Türkiye'nin atacağı adım işte burada çok önemli. Türkiye, İsrail'in uyguladığı, 11 Eylül'den sonra ABD'nin benimsediği "önleyici saldırı" tezini ve ABD'yi Avrupalı müttefiklerinden bile ayıran tek yanlı hareket politikasını benimseyerek, ABD ve İsrail ile aynı eksende mi hareket edecek? Türkiye'nin çıkarlarının sadece ABD askerine izin vermekle mümkün olduğu gibi yanlış bir tezle kamuoyunu esir alan tartışmaların ötesinde, asıl sorun bu. Eğer bunu tartışırsak, Türkiye'nin uluslararası ilişkilerini sadece ABD üzerinden yürütme stratejisinin bu ülkeyi nasıl bir yalnızlaşmaya sürükleyeceğini, ABD-İsrail'den başka alternatifinin kalmayacağını anlarız.

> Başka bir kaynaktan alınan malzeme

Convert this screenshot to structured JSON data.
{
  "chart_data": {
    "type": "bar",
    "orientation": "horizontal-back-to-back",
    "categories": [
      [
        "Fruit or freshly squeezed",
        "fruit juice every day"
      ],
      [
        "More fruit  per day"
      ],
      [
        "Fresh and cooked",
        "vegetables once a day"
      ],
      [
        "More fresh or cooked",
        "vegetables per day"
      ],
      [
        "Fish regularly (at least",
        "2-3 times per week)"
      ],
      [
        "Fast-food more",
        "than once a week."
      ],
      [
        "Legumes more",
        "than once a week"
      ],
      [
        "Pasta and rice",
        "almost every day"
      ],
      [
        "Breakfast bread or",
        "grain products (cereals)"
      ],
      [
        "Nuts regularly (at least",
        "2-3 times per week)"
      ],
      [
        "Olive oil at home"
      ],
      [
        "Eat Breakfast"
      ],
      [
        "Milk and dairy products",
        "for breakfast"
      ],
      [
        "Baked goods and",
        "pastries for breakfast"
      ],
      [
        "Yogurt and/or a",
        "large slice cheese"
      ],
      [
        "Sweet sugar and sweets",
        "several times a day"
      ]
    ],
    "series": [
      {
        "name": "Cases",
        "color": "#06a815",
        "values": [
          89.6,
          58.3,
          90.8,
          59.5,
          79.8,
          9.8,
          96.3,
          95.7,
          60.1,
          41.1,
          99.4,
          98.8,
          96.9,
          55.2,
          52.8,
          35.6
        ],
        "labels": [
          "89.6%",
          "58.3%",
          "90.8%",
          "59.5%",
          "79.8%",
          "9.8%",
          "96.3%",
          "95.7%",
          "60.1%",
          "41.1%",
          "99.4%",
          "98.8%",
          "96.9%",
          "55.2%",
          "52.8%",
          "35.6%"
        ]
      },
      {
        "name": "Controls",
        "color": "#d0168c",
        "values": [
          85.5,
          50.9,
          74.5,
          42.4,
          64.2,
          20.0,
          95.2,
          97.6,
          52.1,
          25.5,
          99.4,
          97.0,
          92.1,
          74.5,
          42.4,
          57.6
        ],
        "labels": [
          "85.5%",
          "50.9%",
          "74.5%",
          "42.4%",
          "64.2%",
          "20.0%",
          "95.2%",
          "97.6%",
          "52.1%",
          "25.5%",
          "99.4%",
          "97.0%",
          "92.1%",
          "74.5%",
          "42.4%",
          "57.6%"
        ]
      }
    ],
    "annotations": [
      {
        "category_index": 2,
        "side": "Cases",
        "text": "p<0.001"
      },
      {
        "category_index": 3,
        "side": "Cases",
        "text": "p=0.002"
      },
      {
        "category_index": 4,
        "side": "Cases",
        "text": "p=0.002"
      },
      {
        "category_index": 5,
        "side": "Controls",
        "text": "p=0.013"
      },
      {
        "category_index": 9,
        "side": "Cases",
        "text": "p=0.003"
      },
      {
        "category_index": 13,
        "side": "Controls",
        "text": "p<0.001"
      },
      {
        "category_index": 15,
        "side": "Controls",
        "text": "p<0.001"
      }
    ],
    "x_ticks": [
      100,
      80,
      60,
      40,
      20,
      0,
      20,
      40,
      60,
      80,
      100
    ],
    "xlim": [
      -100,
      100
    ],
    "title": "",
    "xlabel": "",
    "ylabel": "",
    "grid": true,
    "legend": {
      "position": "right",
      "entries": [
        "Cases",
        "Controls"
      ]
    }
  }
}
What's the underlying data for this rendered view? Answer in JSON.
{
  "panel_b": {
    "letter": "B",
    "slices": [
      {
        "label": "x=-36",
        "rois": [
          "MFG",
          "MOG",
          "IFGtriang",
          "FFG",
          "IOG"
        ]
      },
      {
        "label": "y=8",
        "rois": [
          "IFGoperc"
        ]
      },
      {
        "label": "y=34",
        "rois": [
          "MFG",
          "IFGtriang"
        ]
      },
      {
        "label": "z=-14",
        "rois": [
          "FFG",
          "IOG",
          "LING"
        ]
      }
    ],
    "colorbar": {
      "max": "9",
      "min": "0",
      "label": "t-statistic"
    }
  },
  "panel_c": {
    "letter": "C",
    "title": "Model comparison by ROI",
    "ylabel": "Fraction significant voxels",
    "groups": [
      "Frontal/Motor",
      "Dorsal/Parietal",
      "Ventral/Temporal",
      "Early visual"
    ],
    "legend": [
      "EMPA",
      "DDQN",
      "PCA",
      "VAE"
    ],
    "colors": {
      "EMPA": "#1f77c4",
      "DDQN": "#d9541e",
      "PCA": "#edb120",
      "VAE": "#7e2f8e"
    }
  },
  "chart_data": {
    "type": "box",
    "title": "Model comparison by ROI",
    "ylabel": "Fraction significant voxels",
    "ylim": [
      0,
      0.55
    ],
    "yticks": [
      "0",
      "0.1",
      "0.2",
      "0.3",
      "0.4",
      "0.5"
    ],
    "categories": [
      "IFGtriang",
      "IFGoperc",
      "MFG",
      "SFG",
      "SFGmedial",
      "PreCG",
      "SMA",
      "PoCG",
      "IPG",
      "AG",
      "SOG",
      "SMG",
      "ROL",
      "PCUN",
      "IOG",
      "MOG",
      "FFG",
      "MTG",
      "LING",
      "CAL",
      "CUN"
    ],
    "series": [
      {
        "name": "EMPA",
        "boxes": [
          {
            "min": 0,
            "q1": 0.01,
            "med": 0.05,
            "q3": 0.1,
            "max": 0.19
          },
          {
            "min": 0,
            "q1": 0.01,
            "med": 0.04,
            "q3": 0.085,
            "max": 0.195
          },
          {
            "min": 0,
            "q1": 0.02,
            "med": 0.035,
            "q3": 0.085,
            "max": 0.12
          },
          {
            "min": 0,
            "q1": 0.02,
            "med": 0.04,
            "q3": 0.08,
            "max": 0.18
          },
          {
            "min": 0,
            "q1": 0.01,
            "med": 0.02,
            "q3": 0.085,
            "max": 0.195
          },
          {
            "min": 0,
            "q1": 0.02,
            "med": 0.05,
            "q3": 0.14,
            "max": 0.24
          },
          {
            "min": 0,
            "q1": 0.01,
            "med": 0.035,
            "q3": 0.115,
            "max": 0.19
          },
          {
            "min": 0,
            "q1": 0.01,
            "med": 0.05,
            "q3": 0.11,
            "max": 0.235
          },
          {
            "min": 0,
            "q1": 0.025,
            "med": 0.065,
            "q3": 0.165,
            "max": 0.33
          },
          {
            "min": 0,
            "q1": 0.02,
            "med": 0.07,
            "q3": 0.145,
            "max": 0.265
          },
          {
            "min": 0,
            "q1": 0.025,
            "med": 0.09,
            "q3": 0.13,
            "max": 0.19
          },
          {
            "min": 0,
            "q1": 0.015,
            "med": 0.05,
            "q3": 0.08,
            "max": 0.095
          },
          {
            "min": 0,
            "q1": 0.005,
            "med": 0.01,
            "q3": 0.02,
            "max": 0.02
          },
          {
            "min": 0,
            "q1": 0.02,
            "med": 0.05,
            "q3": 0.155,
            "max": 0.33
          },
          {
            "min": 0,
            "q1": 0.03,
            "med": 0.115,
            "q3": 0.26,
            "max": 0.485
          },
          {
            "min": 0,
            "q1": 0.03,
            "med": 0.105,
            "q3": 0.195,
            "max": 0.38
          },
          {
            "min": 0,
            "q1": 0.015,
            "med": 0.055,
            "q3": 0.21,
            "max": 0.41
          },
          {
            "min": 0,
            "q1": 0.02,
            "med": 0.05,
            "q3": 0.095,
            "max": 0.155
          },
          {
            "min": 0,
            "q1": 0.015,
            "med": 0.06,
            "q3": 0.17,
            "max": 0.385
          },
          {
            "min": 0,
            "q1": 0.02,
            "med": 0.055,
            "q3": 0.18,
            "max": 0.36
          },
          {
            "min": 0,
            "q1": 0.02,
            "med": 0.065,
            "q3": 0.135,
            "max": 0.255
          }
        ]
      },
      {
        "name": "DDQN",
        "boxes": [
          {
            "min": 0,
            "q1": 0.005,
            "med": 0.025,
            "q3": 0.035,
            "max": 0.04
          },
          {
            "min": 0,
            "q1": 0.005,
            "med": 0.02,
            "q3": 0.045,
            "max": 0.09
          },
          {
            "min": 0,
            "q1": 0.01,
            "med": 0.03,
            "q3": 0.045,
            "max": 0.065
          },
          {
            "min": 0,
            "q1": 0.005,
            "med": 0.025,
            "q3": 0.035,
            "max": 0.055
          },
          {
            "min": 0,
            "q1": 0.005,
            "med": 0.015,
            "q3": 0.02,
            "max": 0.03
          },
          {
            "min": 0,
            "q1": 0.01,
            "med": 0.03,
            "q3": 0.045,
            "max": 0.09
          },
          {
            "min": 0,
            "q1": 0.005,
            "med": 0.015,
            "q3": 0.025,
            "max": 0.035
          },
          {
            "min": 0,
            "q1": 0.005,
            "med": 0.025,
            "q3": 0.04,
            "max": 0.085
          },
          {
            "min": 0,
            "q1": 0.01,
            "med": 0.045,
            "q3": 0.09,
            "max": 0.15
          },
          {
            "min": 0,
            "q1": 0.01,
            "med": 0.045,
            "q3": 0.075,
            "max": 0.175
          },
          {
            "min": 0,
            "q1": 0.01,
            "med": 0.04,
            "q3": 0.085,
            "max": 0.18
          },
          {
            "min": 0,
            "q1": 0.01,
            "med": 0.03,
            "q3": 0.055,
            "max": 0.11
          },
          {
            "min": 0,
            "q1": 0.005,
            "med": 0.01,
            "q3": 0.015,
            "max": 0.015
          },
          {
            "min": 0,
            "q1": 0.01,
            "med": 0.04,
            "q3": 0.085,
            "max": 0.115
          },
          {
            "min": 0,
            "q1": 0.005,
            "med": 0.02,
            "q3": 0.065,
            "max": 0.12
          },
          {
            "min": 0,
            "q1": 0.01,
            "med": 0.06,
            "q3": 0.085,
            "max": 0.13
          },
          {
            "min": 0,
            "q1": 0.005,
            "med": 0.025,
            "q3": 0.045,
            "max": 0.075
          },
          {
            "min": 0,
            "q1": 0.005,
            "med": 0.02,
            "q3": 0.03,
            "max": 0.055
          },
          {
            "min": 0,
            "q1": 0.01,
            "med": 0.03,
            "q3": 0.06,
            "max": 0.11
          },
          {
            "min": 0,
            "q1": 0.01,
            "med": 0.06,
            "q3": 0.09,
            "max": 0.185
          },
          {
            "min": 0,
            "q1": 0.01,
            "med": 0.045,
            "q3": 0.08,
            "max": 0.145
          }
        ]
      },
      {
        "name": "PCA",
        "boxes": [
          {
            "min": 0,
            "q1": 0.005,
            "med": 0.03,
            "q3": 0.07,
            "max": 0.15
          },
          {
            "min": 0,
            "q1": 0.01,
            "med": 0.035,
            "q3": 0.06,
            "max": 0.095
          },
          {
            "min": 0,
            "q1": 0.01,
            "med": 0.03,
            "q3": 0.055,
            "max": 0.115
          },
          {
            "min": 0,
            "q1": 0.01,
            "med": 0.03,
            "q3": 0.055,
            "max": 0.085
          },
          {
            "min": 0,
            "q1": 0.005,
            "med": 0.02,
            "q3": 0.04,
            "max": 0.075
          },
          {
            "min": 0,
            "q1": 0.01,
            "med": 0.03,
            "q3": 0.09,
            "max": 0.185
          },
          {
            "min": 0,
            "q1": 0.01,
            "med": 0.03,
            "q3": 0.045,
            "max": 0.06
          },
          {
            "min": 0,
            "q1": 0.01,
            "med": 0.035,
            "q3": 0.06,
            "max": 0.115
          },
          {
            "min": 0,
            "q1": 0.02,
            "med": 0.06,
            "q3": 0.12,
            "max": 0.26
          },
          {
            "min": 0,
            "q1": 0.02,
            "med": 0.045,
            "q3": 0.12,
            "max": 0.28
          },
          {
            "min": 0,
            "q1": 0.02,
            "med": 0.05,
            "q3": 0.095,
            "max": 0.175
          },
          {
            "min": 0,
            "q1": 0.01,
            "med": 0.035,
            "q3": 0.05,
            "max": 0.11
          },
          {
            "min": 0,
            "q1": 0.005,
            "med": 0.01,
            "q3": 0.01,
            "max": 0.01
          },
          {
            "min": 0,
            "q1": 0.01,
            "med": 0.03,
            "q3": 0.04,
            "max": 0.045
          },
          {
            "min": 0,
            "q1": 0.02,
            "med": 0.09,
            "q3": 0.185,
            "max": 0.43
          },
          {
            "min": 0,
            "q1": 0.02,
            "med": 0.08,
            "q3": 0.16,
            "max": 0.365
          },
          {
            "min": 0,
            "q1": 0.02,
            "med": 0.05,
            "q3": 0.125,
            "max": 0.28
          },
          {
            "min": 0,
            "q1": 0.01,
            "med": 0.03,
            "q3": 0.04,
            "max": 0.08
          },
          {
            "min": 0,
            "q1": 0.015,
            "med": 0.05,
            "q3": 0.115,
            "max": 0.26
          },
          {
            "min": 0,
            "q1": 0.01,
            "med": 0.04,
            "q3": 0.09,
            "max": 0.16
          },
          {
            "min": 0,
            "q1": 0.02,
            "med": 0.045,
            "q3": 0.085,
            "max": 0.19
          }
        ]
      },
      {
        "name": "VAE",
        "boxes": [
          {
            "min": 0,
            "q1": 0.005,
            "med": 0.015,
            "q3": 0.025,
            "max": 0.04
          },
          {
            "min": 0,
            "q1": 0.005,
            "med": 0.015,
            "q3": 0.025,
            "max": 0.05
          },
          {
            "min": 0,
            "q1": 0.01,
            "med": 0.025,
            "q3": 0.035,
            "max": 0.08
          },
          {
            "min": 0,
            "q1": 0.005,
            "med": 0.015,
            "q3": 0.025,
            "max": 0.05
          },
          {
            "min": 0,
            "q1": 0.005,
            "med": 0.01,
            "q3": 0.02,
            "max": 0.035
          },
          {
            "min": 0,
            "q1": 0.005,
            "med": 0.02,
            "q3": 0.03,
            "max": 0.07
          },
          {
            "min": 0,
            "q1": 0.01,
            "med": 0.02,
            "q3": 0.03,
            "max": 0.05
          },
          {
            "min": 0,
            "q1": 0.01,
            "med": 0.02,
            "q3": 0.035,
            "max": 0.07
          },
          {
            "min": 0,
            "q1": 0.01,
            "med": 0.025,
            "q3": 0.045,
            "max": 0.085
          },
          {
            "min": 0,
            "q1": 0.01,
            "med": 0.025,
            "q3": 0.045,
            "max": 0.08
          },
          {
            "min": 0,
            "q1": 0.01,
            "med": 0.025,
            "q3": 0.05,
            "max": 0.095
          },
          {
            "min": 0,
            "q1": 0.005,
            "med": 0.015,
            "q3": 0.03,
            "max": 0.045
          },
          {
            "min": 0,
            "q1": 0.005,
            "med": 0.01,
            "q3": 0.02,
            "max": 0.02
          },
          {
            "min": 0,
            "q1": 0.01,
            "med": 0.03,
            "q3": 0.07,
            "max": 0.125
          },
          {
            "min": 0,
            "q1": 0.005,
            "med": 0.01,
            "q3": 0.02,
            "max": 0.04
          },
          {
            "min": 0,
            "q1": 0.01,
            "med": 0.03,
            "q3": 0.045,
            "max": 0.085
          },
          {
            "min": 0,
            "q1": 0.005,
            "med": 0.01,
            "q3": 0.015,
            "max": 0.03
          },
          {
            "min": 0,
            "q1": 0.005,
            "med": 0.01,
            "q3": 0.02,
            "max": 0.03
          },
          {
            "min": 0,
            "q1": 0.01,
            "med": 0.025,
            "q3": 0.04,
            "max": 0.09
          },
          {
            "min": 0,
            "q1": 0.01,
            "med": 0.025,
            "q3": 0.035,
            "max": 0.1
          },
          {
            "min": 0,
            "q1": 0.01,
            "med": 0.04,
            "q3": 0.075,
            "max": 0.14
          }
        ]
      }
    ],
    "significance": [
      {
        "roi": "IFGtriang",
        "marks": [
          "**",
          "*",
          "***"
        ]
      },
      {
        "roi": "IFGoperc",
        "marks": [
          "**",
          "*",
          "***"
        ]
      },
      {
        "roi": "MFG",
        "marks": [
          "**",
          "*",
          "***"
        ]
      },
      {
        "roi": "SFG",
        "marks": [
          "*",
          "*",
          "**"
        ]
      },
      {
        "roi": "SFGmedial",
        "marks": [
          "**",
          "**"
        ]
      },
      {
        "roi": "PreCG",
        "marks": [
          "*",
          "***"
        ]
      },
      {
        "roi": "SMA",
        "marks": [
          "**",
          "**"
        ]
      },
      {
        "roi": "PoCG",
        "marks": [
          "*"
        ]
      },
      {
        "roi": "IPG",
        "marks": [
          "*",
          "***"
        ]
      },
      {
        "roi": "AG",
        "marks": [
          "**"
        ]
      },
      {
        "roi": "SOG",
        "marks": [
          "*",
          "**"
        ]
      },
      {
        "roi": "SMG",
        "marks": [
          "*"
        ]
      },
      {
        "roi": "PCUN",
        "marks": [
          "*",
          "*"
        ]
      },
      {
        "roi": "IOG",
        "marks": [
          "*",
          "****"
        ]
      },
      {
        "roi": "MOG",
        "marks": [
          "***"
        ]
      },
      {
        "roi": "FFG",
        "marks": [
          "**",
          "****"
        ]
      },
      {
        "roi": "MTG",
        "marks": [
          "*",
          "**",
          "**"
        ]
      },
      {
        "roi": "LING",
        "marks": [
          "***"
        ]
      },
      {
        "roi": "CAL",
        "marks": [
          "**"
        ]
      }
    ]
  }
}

Dicle ve Fırat havzasında bir ordu

Irak'ın işgalinden en fazla yararlanacak ülke olan İsrail'in Başbakanı Ariel Şaron, "Saddam sonrası Irak" için gizli kabine kurdu. Şaron'a yakın çevreler, bakın bu savaşı nasıl görüyor: Bu savaşla Irak'a yerleşecek olan Amerika, gelecek on yıl içinde Ortadoğu'da devrim niteliğinde değişiklikler yapacak. Bu değişiklik, Güney Irak ve Kuzey Irak'taki petrol kaynakları ile Dicle ve Fırat nehirlerinin havzalarına yerleşecek olan Amerikan askeri'nin eliyle gerçekleşecek.

Türkiye'de ABD askerine red kararına savaş açanlar ve ABD'ye destek vermezse bu ülkenin parçalanacağı gibi felaket senaryosu çizenler, Almanya Dışişleri Bakanı Joschka Fischer'in dün, ''Dicle ve Fırat nehirleri arasında bulunan Batılı bir ordunun, Irak'ı demokratikleştirme hedefini gerçekleştirmesinden kuşku duyuyorum. Savaştan sonra ülkenin Balkanlaşma tehlikesi var'' sözlerinden ne anlıyorlar?

Günlerdir Türkiye'ye ve hükümete Amerika'nın "B Planı" şantajını yapanlar, ABD'nin Türkiye'siz bölgede bir varlık gösteremeyeceğini anlamadılar mı? Bu savaşın seyrini belirleyecek tek ülke var, o da Türkiye. Yani, Irak'ın da Kuzey Irak'ın da geleceği Türkiye'nin alacağı tavra bağlı. Kimse bu sorumluğu gizlemeye kalkışmasın.

İsrail askeri istihbarat servisi şefi Aharon Ze'evi, Türkiye'nin üslerinin kullanımına izin vermesi durumunda, Amerika'nın önümüzdeki hafta Irak'a saldıracağını, aksi takdirde saldırının Nisan hatta Mayıs ayına erteleneceğini söyledi. Dünya, savaşın veya barışın Ankara'nın kararına endekslendiğini çok iyi biliyor. Bu da, "Biz istemesek de ABD saldıracak" sözünün inanılırlığını yok ediyor. Türkiye bu savaşı erteleyebilir ve ertelemelidir. Mart ayında yapılmayan harekat doğrudan sonbahara kalacak.

Türkiye, ABD'ye izin verirse bölgede ve bütün dünyada ABD-İngiliz-İsrail saldırganlığına zemin hazırlamakla suçlanacak. Türkiye kamuoyu da bunu böyle algılayacak. Bu tarihî sorumsuzluğu kim üstlenebilir? Yarını düşünen hiç kimse.